We are in Omaha spending time with family this weekend. It is an important time for my husband’s family to be together. It is an incredible, humorous and deeply loving family that I consider myself lucky to be a part of. If you pray, please include them all.
The visit also is giving me a taste of what’s to come. After surgery to repair my diastasis symphysis pubis (a.k.a. separated pelvis), I will be sleeping in the living room of our new place. We will have a double bed in the living room until I can use my legs. It’s going to be an adjustment.
This visit is allowing me to practice sleeping alone. Rather than make the trek down the stairs to the guest room my husband and I usually share when we visit his mom, I am on the main floor. The twin bed is very comfortable. And I didn’t have much more trouble than usual falling asleep.
My husband and I have been married for 22 months and lived together for more 37 months. (Does having an infant make you think in months?) I would guess we have fallen asleep together more than 90 percent of the time.
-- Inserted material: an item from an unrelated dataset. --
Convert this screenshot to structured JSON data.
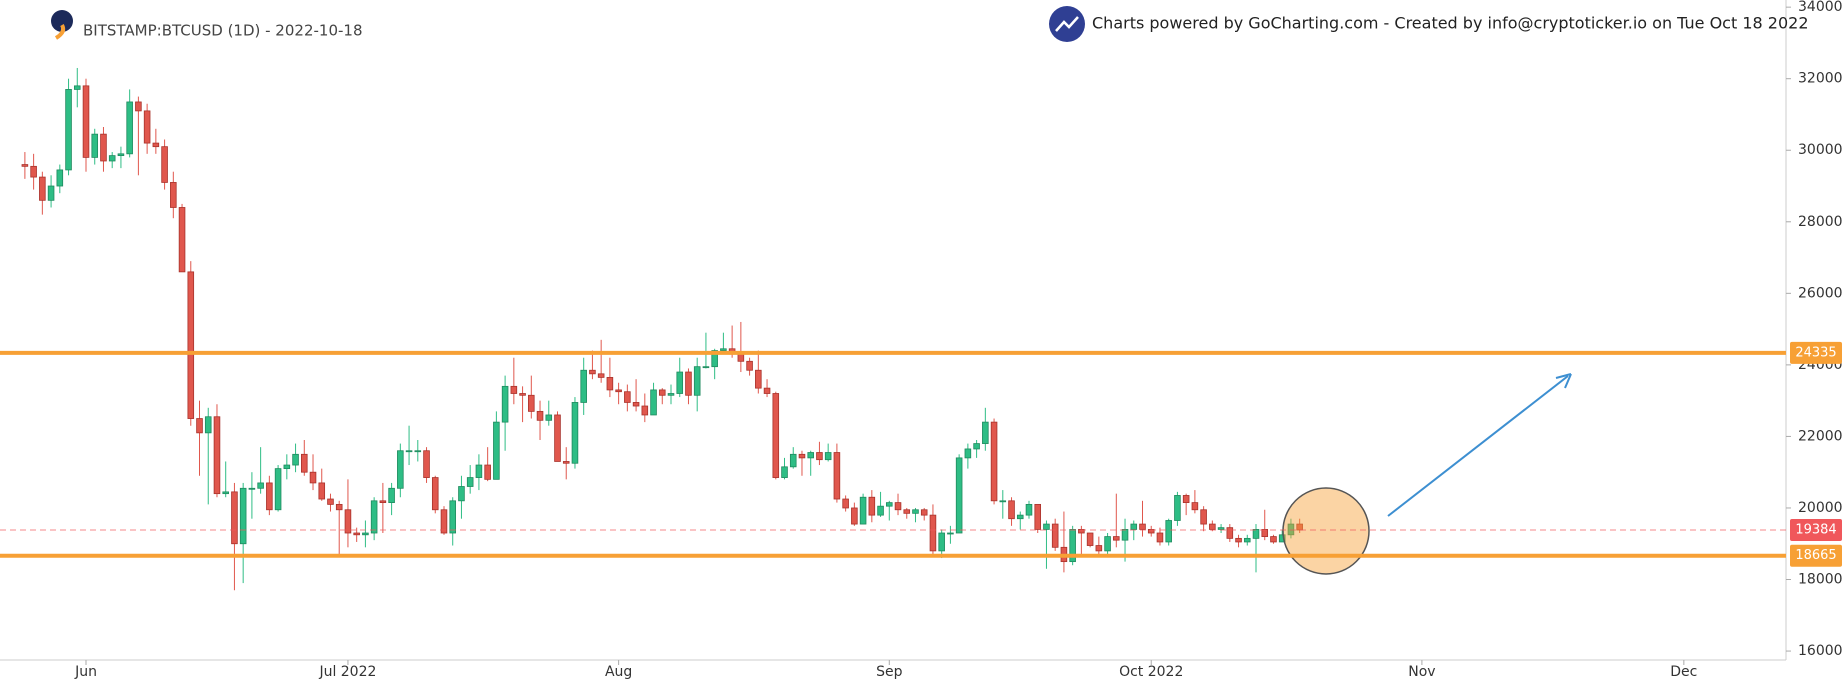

The prospect of sleeping alone for 10-12 weeks is daunting. I know that is common for many couples who can’t be together.
I know I will be able to sleep, but it will be lonely. It is a comfort to know he is there next to me, even though for these last six months he has rolled back and forth as normal while I sleep stuck in the same position, propped on pillows. Sometimes he puts his arm around me until I fall asleep, other days he’s afraid to touch me at all. But he’s there, and that gives me peace.
Still, 10-12 weeks of sleeping alone, on a different floor of our house will be a small price to pay to get our life back. And we will get our life back.